Esta semana lo real ha alcanzado las más altas cotas de surrealidad. En Estados Unidos Trump pidió que parasen de contar los votos en cuanto no le favorecieran, y en España, que nos toca más de cerca la actualidad tampoco tiene desperdicio.

Ahora, en ciertas partes del país los niños no puedan educarse en castellano, que según la Constitución vigente es de uso obligado en todo el Estado, y es una lengua que todos tenemos el derecho y deber de aprender y usar a lo largo y ancho del territorio español. No importa que las futuras generaciones desconozcan la segunda lengua con más hablantes nativos del mundo. El objetivo es que nadie se entienda con nadie y se encierre en su dialecto o lengua regional y punto.
Tiene su lógica, no obstante. La división debilita, y a Pedro y Pablo, la versión 2.0 de los Picapiedra, que nos toca sufrir no les importa la fortaleza de su país, sino su propio interés. Como a Felipe V, un rey de origen galo que se hizo con el trono de España a cambio de trocear el Imperio y repartirlo entre las potencias enemigas, que para eso lo apoyaron. Un monarca que no se molestó en aprender una palabra de español en toda su vida (sólo hablaba francés) y cuyas únicas aspiraciones eran coleccionar relojes, practicar sexo compulsivamente y creerse en ocasiones una rana. Conocer los problemas de su reino no iba con él. Solucionarlos, todavía menos.

Ahora vamos un paso más allá en este mundo al revés: los gobernantes incluso los crean estimulando la crispación y la división: los trabajadores cierran sus negocios con el patrocinio del nulo apoyo gubernamental. Los terroristas como Otegui son definidos como «hombres de paz» por los vicepresidentes. A quienes cumplen con la Ley y hacen crecer la economía con su trabajo se les castiga, aumentándoles la presión fiscal y dificultando su emprendimiento. Y mientras, se apoya y premia a okupas, delincuentes y parásitos.

Éste es el país donde el dinero público se destina a subvencionar películas que hablan con obsesión de trincheras infinitas y guerras de hace casi cien años. Un país donde en vez de combatir una pandemia que nos está matando se le da más importancia a cambiar el nombre de instituciones, calles y plazas. Y a desenterrar muertos con todo el coste que conlleva. Con un dinero que no es del gobierno, sino nuestro, de los ciudadanos.

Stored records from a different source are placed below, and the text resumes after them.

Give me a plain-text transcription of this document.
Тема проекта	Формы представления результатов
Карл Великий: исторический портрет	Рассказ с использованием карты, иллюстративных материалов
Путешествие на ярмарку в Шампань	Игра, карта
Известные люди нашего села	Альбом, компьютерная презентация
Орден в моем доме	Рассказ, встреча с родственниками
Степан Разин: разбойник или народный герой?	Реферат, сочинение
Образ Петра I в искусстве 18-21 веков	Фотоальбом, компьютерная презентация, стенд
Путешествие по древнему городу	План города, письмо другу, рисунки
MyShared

Pero si faltaba algún límite que superar, también se ha rebasado. Y para muestra ahí está, la creación de una censura en toda regla, nacida oficialmente para combatir las noticias falsas, que ahora no son tales, sino «fake news», que parece que por decirse en inglés mola más. ¿Pero cuáles son las noticias falsas? Pues al parecer las que no hablan bien del gobierno. Un gobierno que se define como «socialdemócrata», «progresista», «tolerante», «dialogante» y «solidario», claro que sí.
¿Dónde está el progreso en quienes sólo están anclados en 1936 y quieren instaurar lo que al fin y al cabo es una censura como la que se padeció con Franco? Me parece triste. Muy triste. Tan triste como la pandemia y su pésima gestión. Y es que ya lo decía don Quijote cuando definía a esta tierra: «País éste, amado Sancho, que destrona reyes y corona piratas, pensando que el oro del rey será repartido entre el pueblo, sin saber que los piratas sólo reparten entre piratas».

A más ver, amigos, y cuídense mucho.